I was a fool for mentioning video games in the first place. I would never express an opinion on a movie I hadn’t seen. Yet I declared as an axiom that video games can never be Art. I still believe this, but I should never have said so. Some opinions are best kept to yourself.
I should not have written that entry without being more familiar with the actual experience of video games.
Since then, the Chicago Sun-Times film critic’s been largely silent on the matter of video games’s cultural merits. However, this weekend saw Ebert giving one of his recurring Foreign Correspondent slots to Michael Mirasol, the Filipino blogger known as FlipCritic. Mirasol writes often and passionately about film but this column in particular serves a knowledgeable defense of how and why video games can be considered art. In fact, the whole column serves as a nice capsule history of the evolution of aesthetics in games.

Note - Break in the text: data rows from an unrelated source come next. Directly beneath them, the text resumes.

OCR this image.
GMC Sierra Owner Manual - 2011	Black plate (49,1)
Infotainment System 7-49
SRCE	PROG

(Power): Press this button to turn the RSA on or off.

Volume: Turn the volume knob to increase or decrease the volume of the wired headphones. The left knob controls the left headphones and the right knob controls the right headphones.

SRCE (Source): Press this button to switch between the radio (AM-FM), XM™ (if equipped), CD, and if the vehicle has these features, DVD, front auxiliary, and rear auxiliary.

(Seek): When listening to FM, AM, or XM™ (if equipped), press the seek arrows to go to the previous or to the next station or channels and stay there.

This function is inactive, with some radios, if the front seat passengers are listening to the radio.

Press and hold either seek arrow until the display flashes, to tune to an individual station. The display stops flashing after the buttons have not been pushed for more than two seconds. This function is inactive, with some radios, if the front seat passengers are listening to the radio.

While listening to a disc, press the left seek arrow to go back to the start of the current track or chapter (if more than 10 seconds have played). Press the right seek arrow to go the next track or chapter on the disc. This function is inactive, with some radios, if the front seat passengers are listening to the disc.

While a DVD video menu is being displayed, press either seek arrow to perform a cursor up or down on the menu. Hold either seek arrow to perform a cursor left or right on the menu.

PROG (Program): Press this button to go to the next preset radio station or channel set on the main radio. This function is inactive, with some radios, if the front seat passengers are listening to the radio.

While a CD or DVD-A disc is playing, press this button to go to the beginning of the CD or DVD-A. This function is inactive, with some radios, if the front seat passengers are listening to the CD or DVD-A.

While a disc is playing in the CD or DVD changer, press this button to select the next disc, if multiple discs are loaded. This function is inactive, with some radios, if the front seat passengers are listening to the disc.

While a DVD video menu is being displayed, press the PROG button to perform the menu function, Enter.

Narrative had been associated with the medium for quite some time, but initially as a marketing tool. Read the box covers for Atari’s “Berzerk,” “Defender,” or “Missle Command” and you’ll be told what your character, your tasks, and your overall mission will be. But in reality you’ll be shooting colorful lines fired from one pixilated blob to a whole host of others.
Mirasol also capture how the original chromosomes of the video game replicated beyond its early key texts, moving from a competitive pastime to something more:
Perhaps the very description is the problem, as “games” deal mainly with strategy and competition. But a video game is a different beast, one that has evolved significantly past its forbearers. It isn’t merely a game, but a medium, conveying information and artistry that has yet to hit its stride. Its capability for human expression is not a replacement for its original purpose, but a complement.
As to be expected, Mirasol name-checks some significant games of the last five years and a few–like Jonathan Blow’s “Braid”–are staples of the games-as-art argument. But, he also digs at the state of video game criticism and offers that reviews focusing only on the component parts of a game do little to elucidate the experiential appeal of playing a video game there. It’s a common but sound argument. If gamers want people to believe that their beloved medium is capable of carrying emotional affect in its highly technological form, then they need start talking about them as such.
Where Mirasol ultimately winds up is to say that video games doesn’t yet have the context or a canon of exemplary examples for a mass of people to consider them as art. I don’t know if I agree with that, but Mirasol at least opens the doors to having that conversation a bit wider. In Ebert’s backyard, no less. There may be hope for Mr. Thumbs Up yet.